Un doux petit rêveur
Benjamin se sentait seul sur cette presqu’île où tout n’est qu’oubli et sur laquelle on prend soin de ranger au grenier de sa mémoire quelques pénibles souvenirs. Dans cette lointaine contrée, on avait l’habitude de gommer le passé et de négliger l’avenir, de sorte qu’il ne restait plus que le présent à vivre ou à se laisser vivre.
Benjamin n’avait pas un tempérament solitaire, et pourtant il ne fréquentait quasiment personne. Ou, pour être plus juste, il ne recevait la visite que de très peu de monde. En tout cas, trop peu pour s’y attarder. Il y avait bien ce compagnon un peu rebelle, mais c’était un personnage espiègle qui allait et venait au gré de ses envies. Petit blond au cheveu hirsute, il était vêtu de quelques guenilles poussiéreuses et chaussait des souliers aux semelles usées.

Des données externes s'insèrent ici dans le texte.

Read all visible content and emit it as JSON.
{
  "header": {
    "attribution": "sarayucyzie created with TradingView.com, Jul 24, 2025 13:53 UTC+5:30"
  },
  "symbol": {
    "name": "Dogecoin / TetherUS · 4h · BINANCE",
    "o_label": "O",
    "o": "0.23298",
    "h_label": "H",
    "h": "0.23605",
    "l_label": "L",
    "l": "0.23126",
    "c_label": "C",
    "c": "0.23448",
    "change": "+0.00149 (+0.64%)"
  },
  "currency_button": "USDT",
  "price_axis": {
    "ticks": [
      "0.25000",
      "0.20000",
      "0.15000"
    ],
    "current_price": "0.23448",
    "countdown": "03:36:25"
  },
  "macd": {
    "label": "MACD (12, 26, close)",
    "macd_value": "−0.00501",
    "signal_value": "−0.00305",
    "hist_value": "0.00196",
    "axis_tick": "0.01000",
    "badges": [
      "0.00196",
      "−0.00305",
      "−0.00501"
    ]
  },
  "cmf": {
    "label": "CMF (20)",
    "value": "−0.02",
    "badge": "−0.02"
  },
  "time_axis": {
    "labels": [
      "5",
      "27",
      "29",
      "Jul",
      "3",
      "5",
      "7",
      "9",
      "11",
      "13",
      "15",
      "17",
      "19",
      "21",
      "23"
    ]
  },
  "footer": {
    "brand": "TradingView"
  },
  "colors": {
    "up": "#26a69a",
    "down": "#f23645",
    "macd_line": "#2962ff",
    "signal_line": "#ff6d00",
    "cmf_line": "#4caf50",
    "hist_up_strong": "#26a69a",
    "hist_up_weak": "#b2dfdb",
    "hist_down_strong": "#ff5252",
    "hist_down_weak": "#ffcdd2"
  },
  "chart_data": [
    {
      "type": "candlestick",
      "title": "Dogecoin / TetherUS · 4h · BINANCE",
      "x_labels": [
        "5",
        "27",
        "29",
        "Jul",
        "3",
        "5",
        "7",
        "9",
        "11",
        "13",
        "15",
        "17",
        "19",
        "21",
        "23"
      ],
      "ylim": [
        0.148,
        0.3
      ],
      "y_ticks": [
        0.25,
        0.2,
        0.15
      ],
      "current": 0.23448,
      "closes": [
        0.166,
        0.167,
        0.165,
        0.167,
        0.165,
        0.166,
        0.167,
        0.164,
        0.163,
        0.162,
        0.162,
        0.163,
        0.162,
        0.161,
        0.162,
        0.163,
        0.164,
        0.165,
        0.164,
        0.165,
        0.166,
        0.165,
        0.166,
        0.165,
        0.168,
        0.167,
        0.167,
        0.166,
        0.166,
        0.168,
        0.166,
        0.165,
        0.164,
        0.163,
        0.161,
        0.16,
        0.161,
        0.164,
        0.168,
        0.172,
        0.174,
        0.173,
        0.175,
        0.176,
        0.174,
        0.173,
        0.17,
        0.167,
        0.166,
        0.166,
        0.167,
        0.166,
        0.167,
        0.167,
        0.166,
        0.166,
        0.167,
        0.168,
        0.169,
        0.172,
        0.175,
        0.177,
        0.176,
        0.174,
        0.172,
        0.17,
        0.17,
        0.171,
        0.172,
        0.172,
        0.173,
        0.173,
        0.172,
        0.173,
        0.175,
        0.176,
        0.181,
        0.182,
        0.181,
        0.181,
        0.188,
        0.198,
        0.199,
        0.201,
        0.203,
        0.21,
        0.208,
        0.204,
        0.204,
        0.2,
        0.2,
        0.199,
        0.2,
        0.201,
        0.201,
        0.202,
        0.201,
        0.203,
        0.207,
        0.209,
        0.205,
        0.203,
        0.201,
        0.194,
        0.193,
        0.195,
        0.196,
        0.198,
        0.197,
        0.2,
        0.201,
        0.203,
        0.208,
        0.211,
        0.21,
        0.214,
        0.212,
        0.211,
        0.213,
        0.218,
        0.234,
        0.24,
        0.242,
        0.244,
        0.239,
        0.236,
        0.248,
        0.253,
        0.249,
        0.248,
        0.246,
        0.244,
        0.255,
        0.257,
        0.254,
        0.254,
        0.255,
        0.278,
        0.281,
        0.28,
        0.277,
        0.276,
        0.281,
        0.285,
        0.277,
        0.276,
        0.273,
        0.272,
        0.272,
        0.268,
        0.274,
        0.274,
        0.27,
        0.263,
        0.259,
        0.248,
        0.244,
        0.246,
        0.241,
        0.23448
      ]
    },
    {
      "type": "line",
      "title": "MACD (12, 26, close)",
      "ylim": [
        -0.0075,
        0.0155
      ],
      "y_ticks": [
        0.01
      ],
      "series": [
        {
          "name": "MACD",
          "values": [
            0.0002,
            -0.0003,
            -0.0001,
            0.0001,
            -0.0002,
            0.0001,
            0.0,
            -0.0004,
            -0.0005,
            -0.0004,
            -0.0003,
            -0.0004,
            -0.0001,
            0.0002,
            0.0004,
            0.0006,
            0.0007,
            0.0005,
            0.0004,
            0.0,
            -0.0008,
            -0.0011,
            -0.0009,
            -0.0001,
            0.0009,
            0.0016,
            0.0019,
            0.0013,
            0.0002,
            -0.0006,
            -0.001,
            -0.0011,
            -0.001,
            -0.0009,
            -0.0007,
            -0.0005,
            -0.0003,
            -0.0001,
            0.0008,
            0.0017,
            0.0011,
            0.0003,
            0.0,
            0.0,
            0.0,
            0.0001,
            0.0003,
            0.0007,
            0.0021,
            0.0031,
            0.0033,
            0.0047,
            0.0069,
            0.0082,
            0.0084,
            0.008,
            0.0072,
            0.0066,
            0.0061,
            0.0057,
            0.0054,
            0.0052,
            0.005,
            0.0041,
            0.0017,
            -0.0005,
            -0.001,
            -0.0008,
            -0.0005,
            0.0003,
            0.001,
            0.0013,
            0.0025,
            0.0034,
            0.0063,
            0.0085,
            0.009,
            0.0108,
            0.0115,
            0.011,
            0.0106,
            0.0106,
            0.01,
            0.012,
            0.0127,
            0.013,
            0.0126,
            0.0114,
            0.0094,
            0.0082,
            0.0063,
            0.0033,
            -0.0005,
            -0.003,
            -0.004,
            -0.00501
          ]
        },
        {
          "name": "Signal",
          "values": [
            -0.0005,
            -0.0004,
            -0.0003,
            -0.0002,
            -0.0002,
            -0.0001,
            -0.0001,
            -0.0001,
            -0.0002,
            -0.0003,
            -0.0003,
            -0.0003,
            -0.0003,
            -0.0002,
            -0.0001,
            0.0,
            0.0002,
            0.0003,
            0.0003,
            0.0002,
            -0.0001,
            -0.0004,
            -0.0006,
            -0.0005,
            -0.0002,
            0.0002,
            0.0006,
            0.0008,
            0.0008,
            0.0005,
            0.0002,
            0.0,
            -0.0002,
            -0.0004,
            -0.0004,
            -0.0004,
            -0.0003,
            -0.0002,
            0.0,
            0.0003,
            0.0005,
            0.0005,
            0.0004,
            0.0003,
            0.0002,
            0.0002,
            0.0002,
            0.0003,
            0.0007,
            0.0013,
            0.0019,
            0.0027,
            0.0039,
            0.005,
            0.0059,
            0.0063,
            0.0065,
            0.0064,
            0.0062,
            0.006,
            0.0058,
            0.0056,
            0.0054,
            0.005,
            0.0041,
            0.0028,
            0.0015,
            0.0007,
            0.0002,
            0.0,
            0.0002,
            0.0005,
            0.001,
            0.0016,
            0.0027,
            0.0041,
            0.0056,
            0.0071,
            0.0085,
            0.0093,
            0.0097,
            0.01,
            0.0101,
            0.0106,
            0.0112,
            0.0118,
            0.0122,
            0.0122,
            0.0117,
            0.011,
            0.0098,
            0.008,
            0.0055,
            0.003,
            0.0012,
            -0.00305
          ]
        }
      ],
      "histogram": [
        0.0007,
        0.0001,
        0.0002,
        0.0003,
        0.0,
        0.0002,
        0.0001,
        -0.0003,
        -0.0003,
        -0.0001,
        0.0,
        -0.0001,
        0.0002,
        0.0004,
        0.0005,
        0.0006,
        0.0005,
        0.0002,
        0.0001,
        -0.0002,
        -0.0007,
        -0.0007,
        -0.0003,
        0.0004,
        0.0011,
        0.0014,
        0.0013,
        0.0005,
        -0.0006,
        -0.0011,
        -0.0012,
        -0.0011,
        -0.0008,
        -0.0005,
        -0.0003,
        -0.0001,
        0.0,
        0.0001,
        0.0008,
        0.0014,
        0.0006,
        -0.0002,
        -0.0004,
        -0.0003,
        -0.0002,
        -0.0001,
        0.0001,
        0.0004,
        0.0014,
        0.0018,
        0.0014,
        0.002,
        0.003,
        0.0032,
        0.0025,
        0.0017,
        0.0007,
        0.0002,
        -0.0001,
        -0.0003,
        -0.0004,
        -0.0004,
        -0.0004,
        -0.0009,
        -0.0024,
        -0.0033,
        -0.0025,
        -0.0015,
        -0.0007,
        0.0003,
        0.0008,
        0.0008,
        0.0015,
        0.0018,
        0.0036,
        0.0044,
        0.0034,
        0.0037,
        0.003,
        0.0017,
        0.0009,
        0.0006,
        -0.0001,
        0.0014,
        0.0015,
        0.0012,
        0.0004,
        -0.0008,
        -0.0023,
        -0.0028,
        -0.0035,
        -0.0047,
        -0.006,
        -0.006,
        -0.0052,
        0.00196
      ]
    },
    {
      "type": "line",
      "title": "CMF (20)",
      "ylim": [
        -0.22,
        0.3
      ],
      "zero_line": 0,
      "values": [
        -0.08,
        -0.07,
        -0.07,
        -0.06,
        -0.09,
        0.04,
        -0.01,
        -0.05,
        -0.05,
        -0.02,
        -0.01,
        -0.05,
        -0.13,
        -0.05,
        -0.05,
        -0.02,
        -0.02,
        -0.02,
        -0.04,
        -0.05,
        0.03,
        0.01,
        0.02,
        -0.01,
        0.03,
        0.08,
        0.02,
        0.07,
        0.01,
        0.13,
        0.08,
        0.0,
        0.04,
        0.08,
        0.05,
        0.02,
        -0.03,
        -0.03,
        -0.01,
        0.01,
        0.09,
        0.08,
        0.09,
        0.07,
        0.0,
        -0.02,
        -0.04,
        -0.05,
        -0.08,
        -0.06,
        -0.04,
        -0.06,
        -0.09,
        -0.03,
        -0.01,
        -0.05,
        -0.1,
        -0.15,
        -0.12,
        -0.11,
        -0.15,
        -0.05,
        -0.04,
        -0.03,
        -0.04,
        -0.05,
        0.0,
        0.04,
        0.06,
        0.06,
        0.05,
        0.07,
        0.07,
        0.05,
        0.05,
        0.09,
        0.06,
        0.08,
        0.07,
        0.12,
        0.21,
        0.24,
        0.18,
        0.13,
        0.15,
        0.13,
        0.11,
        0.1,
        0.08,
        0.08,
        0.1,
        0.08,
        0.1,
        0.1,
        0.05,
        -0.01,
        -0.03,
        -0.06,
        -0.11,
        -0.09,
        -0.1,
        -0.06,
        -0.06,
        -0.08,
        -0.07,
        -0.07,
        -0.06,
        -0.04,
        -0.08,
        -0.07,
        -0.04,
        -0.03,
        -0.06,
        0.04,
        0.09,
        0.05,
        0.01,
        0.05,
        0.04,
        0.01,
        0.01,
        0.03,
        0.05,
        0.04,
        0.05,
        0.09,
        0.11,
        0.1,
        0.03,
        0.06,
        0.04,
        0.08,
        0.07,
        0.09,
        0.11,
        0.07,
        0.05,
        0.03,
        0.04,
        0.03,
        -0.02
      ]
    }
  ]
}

Il n’avait jamais pris la peine de se présenter mais Benjamin se plaisait à l’appeler Fil. Il est vrai que ce compagnon avait un petit côté filou et que sa présence fut ressentie pour la première fois au pied d’un filao. Mais ce n’est pas la raison pour laquelle ce surnom lui vint à l’esprit.

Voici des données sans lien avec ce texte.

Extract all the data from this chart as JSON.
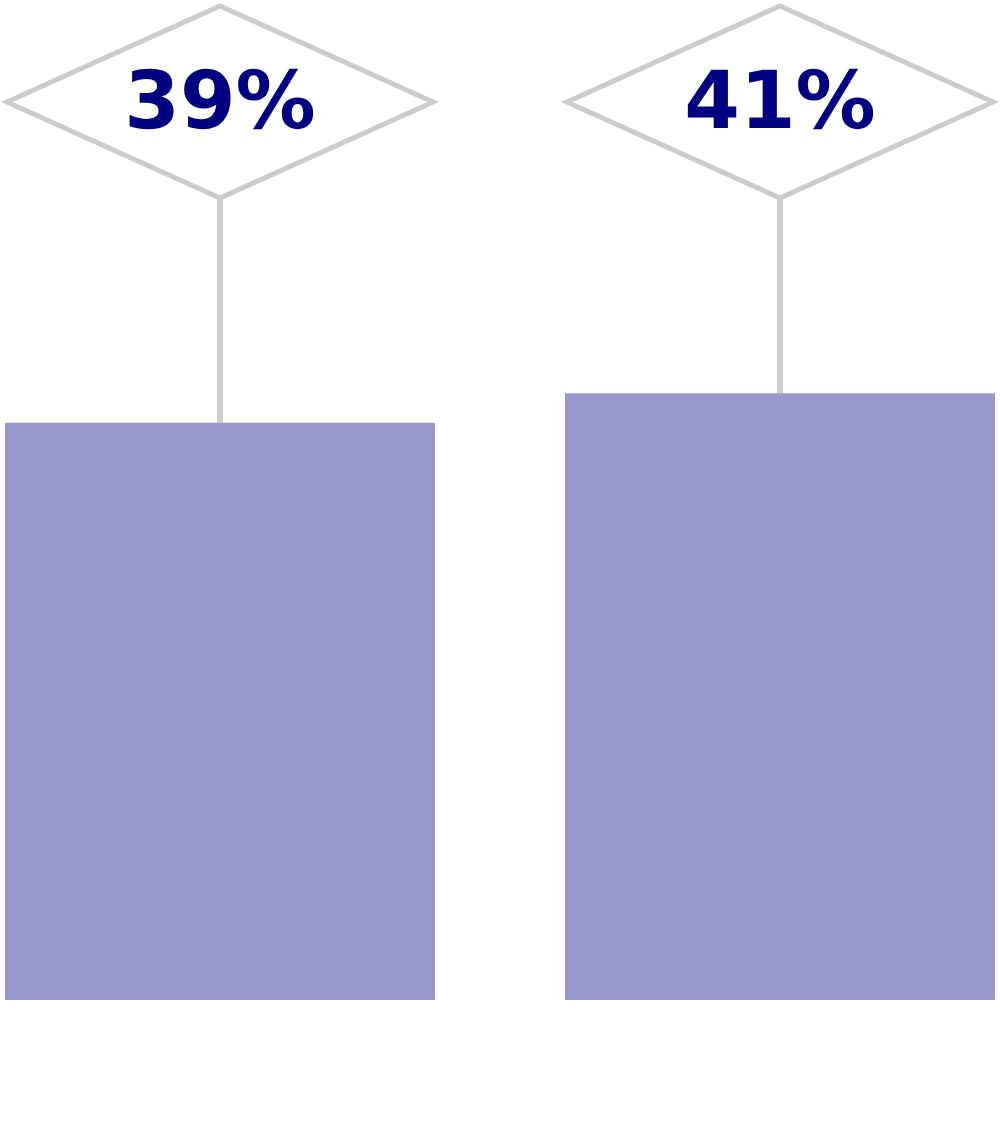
{
  "chart_data": {
    "type": "bar",
    "categories": [
      null,
      null
    ],
    "values": [
      39,
      41
    ],
    "color": "#999acb",
    "value_labels": [
      "39%",
      "41%"
    ],
    "tick_labels": false
  }
}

Extrait de "Un Doux petit rêveur" (Montmoreau: Les 2 encres, 2012).
Pourquoi "Un doux petit rêveur" ?
La république des lettres — Sep 13, 2012 —
Cette histoire a germé dans mon esprit à la quatrième lecture du Petit Prince (1943) d’Antoine de Saint-Exupéry, conte philosophique que je relis avec un regard neuf à une décennie d’intervalle depuis l’âge de sept ans. J’ai reconnu en ce jeune enfant – isolé, excentré et le plus souvent confiné dans son propre monde – autant la condition des écrivains et des insulaires postcoloniaux du Pacifique que celle des personnes qui souffrent de troubles envahissants du développement (TED). Ces situations analogues m’ont permis de développer deux fils que j’ai tressés en raccordant au premier qui tirait sur le merveilleux afin de les nouer ensemble.
Un doux petit rêveur se veut à la fois un apologue philosophique et une fable postcoloniale pour adultes, même si ce court texte de fiction prend l’apparence d’un conte moderne destiné à un plus jeune public. Le trait saillant de cette histoire est l’ambiguïté qui offre des possibilités de lecture multiples, brouille les positionnements clairs et tranchés et gomme la ligne de partage entre raison et déraison, représentation de la réalité et représentation onirique, perception et imagination.